Il vescovo, come insegna san Paolo, è scelto non tanto su base carismatica, ma tra persone di riconosciute doti umane, prudenziali e dottrinali. Secondo l’Apostolo, il candidato – chiamiamolo così – dev’essere una persona equilibrata, virtuosa, il cui ardore apostolico non soffochi la prudenza e il discernimento ponderato.
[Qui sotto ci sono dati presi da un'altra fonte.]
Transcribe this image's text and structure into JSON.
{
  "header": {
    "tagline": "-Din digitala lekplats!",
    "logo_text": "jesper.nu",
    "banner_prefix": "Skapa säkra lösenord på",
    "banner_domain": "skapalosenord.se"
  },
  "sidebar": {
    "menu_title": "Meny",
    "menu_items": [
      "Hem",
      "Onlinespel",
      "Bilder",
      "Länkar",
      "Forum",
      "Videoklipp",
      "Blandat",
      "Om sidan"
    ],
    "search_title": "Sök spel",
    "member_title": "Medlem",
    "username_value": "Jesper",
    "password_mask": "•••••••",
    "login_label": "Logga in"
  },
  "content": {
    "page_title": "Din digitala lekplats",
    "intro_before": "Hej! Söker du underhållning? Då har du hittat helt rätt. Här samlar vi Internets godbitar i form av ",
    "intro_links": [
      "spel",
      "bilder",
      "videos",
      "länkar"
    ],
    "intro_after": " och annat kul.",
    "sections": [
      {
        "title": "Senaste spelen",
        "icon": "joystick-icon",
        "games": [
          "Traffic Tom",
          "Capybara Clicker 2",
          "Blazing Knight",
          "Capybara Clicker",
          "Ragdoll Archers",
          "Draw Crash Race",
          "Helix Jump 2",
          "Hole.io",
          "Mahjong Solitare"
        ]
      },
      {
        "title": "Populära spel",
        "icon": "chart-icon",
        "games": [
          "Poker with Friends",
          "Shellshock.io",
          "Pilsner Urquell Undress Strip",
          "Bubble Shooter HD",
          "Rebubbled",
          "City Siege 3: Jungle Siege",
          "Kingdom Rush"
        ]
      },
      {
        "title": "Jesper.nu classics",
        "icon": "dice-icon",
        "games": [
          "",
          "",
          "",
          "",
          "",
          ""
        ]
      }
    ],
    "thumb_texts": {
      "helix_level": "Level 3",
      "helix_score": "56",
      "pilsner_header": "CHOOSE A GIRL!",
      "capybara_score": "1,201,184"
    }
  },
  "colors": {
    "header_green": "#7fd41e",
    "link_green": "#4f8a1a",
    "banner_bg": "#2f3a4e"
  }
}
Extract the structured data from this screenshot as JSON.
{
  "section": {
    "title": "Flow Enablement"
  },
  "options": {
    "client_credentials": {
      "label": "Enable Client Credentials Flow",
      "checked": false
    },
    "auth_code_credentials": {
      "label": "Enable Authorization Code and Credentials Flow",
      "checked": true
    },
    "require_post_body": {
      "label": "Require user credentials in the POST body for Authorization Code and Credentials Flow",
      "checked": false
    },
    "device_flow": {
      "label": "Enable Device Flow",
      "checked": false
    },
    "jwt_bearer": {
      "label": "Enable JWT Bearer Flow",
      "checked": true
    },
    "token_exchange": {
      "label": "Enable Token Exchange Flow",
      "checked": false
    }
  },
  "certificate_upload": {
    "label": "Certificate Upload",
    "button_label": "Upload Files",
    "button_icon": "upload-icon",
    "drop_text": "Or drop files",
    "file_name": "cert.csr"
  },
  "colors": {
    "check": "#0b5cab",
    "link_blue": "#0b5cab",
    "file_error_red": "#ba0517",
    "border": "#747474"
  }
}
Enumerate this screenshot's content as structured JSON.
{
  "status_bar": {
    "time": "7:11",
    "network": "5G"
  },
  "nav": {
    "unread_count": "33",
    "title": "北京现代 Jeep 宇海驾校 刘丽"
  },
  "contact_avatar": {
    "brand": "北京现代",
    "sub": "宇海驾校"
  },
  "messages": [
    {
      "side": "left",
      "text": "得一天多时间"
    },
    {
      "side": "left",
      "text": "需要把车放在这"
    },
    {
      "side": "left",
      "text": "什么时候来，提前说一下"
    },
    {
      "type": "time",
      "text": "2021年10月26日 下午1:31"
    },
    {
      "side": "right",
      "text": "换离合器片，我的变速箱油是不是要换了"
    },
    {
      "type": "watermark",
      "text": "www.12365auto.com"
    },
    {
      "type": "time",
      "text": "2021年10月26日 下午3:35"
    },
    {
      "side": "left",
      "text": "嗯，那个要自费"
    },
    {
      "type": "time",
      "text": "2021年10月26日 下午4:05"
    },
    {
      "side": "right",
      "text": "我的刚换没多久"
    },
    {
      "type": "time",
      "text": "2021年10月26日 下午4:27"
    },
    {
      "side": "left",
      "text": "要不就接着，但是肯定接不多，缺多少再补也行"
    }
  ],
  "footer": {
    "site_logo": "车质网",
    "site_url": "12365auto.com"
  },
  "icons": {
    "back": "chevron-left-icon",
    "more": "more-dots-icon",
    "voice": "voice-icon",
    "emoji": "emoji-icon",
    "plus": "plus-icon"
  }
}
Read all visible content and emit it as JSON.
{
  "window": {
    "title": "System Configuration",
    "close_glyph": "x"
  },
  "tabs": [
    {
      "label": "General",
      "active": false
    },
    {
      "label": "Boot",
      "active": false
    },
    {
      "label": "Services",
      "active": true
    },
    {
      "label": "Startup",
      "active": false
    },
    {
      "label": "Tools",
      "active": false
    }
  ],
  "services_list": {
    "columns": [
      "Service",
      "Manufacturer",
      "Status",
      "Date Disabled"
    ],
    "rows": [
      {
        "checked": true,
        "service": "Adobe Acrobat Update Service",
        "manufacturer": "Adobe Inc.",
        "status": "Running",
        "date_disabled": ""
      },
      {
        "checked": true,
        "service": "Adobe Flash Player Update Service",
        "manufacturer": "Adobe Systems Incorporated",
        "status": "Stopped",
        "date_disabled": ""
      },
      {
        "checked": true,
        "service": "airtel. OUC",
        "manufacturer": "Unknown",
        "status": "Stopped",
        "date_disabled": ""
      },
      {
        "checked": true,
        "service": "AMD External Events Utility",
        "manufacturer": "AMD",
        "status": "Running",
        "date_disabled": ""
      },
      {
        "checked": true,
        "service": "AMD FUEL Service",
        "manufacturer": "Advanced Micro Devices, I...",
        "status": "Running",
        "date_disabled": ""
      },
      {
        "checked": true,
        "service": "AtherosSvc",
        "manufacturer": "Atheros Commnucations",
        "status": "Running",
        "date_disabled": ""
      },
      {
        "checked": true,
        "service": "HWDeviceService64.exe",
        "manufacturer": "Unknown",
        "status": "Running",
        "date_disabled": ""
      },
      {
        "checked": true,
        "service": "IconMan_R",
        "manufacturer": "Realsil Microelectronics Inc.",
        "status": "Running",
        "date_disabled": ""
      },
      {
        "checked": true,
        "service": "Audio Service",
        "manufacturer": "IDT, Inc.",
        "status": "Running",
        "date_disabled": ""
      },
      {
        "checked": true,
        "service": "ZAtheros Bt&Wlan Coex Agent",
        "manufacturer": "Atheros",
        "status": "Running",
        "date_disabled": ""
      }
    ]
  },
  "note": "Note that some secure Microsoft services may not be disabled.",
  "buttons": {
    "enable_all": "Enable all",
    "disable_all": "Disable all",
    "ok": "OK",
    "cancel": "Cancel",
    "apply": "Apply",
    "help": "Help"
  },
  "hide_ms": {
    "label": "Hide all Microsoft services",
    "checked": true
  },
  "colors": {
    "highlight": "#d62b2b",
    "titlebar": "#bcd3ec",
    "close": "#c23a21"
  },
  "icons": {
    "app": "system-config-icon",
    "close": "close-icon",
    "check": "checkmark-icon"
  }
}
Il vescovo, per il successo della sua missione, si dovrà dimostrare soprattutto «benevolo», «irreprensibile», «sobrio», «dignitoso», «ospitale», «assennato», «giusto», «pio», «padrone di sé», «non attaccato al denaro», «non iracondo», buon «amministratore» delle cose di Dio (cf 1Tim 3, 1-7; Tt 1, 5-9).

È opportuno che sia un uomo «capace di insegnare» e «attaccato alla dottrina sicura, secondo l’insegnamento trasmesso, perché sia in grado di esortare con la sua sana dottrina e di confutare coloro che contraddicono». Un uomo, quindi, dedito alla catechesi e ben disposto alla predicazione. Non un «neofita», inoltre, «perché non gli accada di montare in superbia e di cadere nella stessa condanna del diavolo» (ibidem).

Papa Francesco si è recentemente espresso sulla vocazione peculiare del vescovo, nel corso della S. Messa per l’ordinazione episcopale di mons. Jean-Marie Speich e mons. Giampiero Gloder (24 ottobre 2013). Gli Apostoli – ha detto il Santo Padre – scelsero ben presto dei «collaboratori», per essere affiancati nel ministero di annunziare il Vangelo, perpetuandolo «di generazione in generazione». Mediante l’imposizione delle mani, si trasmette così la «potenza dello Spirito Santo», da cui sprigiona un’incessante attività di evangelizzazione per santificare gli uomini e guidarli alla salvezza.

Dio stesso ha disposto che l’«opera del Salvatore» – «sommo sacerdote in eterno» – fosse compiuta congiuntamente agli uomini, mediante il ministero dell’«Ordine» sacro. Per questo motivo, attraverso il ministero episcopale, Cristo continua a predicare il suo Vangelo e a santificare «i credenti mediante i sacramenti della fede». Certamente – osserva il Papa – ai vescovi è dovuta l’onorabilità, come a coloro che sono stati chiamati a dispensare i «misteri di Dio», tuttavia l’episcopato non è il nome di un «onore», ma di un «servizio», così come Gesù Cristo non venne per essere servito, ma per servire.

Come dice san Paolo, Papa Francesco desidera che il vescovo sia «pio»: «pregate tanto» per i fedeli – raccomanda – poiché «un vescovo che non prega è un vescovo a metà cammino» e tutto «finisce nella mondanità». E, in forza della preghiera, «annunciate la Parola in ogni occasione: opportuna e non opportuna. Ammonite, rimproverate, esortate con ogni magnanimità e dottrina». In queste parole si avverte l’immensa sollecitudine per la salvezza delle anime, a cui è chiamato il Pastore.

Tanto più allora il vescovo cercherà la sequela a Cristo nell’«amore», nel prendersi cura dei fedeli, dei collaboratori, nel soccorrere gli indigenti. Cristo buon Pastore, infatti, «conosce le sue pecore, da esse è conosciuto e per esse non ha esitato a dare la vita».